# Hunter /Jumper



## chasin the dream (Jun 2, 2008)

Anyone?????


----------



## appylover31803 (Sep 18, 2007)

I googled it and i didnt find any useful information, just hunter jumper organizations. I'm sure to find out too


----------



## upnover (Jan 17, 2008)

Haha, that's a difficult question to explain. Even though they're different styles its a "genre" that goes together that's separate then say, eventing or the AQHA stuff. The main governing organization that runs it all is USEF and most shows (with the exception of some schooling shows) will follow their rules. The H/J shows will almost always have hunters, equitation, and jumper classes... and nothing else. I don't know many people who show regularly in the HJ world who show in other "genres". Once you go to HJ shows there is a big difference between the hunters and the jumpers and you'll think of it as 2 separate worlds there.  

Yes, you are right about the idea of the hunters ( based on the horse: nice pace, good form over fences, nice mover, etc) and jumpers (fastest time with the least number of faults) Equitation classes are a part of it too. They're kind a mix between the two. You're judged on your form and how well you handle your horse. So you're supposed to go nice and easy like a hunter, but your course will be more technical to navigate and often have difficult turns and such. Most people who do hunters will also do equitation. 
Not everyone who does hunters does the jumpers. 

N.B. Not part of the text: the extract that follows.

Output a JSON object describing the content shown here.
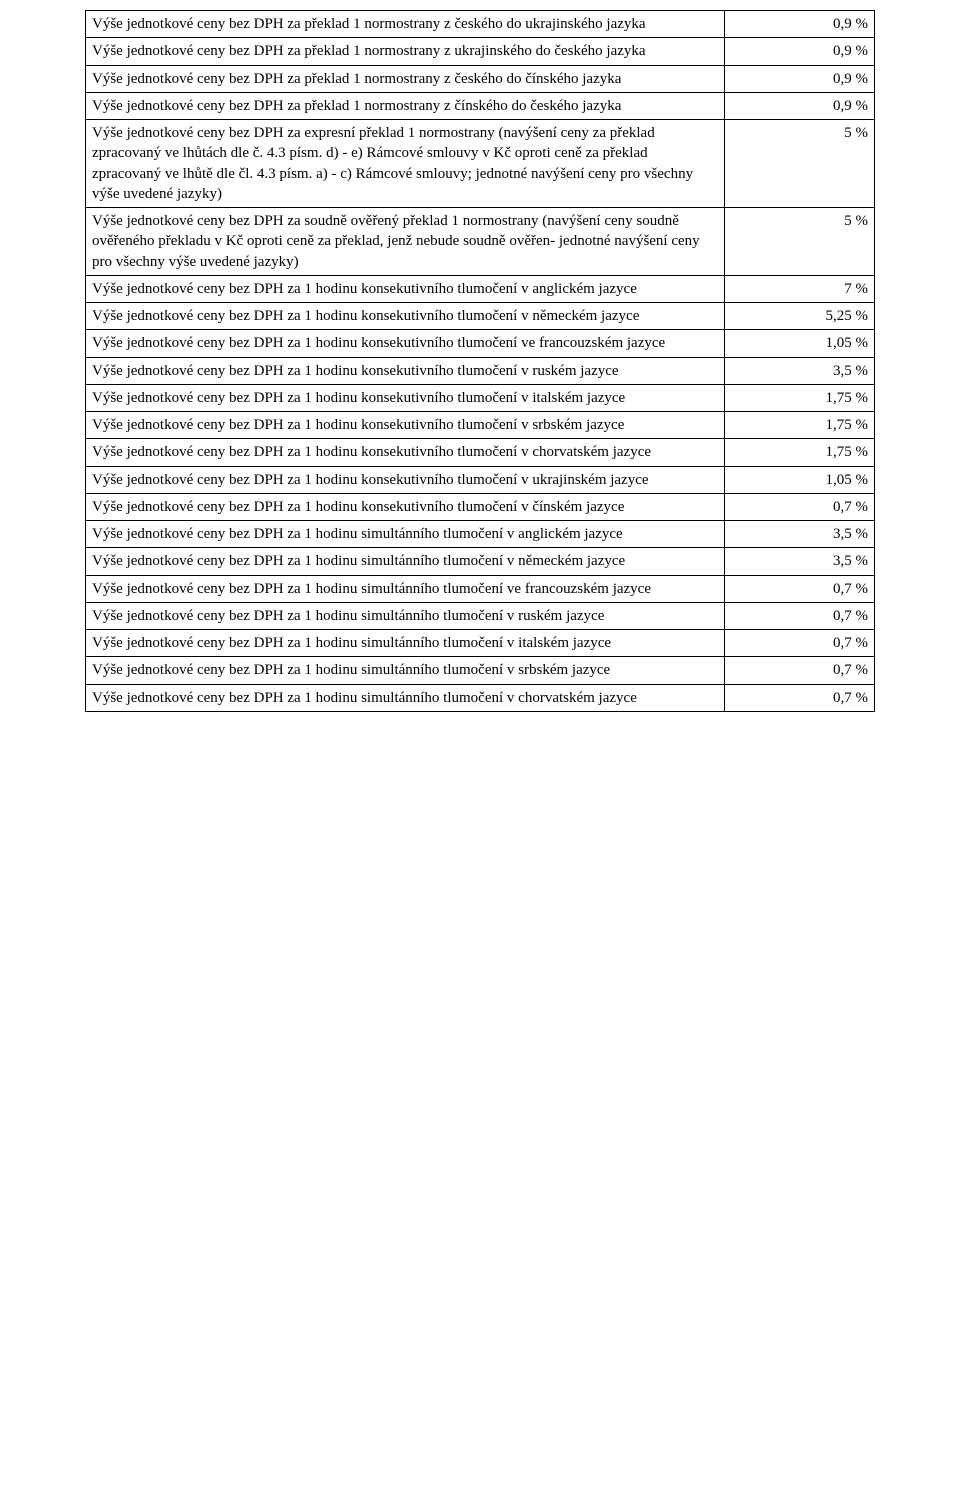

Hunter fences will look like something you see out in the field. So you get shrubs, flowers, brick walls, etc. The jumper jumps are made to scare your horse a little! Bright flashy colors, striped poles, scary standards, etc. 

The Working Hunter division at USEF governed shows is a 4 foot division that has some tricker parts to the courses. But a lot of divisions are called "(blank)" working hunter. I'm not sure why.  Like Green Working hunter, There are other divisions called "blank" Conformational Hunters. I think the Conformational is not just based on movement but also conformation (hence the name) and you have to model your horse after the class. Don't quote me on that though!


----------



## PoptartShop (Jul 25, 2010)

Very good question!  I've been wondering that too...lol.
UN thanks for the explanation, really helpful.


----------



## chasin the dream (Jun 2, 2008)

yes thanks for the explanation..haha when i go to this new barn i gues ill seem like i know what im doing as far as hunter/jumper stuff.haha thanks to you and ur explanation! thanks again!


----------



## appylover31803 (Sep 18, 2007)

Thanks for explaining that upnover!


----------



## chasin the dream (Jun 2, 2008)

geez..i guess i satisfied a couple people with my little thread!


----------



## brittx6x6 (Mar 4, 2007)

*Hunters:*
Normally a straight forward not to complicating course. Jumps normally include verticals and oxers. Roll tops, brush boxes, and flowers are normally under the fences. The fences are usually conservative colors (white, brown, black). In lower level shows there are normally 2 outside lines equal in stride, a single diagonal and a double diagonal that is either - or + a stride fot the outside line. 

*Equitation classes*
Equitation classes are part of the "hunter circuit." Equitation is based on the riders skill of monuvering (sp) the horse around the course while keeping nice appearence. Equitation classes are basically the half way line between hunters and jumpers. The jumps are the same as the hunter classes but the course is different. Normally there will be 2 roll backs and places where you could take a short or long route. Normally there is a line where you can push your horse and cut a stride out or hold your horse. 

*Jumpers*
Jumpers are more complicated which is why most people start in the hunter ring and work their way up to the jumper ring. The jumper ring normally consists of brighter fences, swedish oxers, triple bars, triple lines, in and outs, bent lines, etc. The jumps are an array of colors shapes and sizes (including skinnies). The normal jumper course consists of a first round and a jump off. The first round is all about staying under the time allowed and keeping the rails up, no need for speed or tight turns. The jump off is where tight turns and use of speed comes it (speed wont win a class its turning... but there is already a thread on that). There are also optimum time classes where you get as close to a certain time like 51 sec..There are also speed classes where you try to get the fastest time. And lastly there are power and speed classes where normally the first 8-9fences are like a normal course but then without stopping you go through another set of timers and it turns into a jump off all at once.

I hope this helps and if you have any more questions just ask


----------



## PoptartShop (Jul 25, 2010)

Another good explanation, thanks!!!


----------



## chasin the dream (Jun 2, 2008)

Yes, Thanks


----------



## Rachluvshorses4eva (Apr 11, 2007)

chasin the dream said:


> geez..i guess i satisfied a couple people with my little thread!


Lol, yes you have!


----------



## Jubilee Rose (May 28, 2008)

Wow, that was really helpful guys. Thanks for the explanations!!


----------



## Rachluvshorses4eva (Apr 11, 2007)

I second that.


----------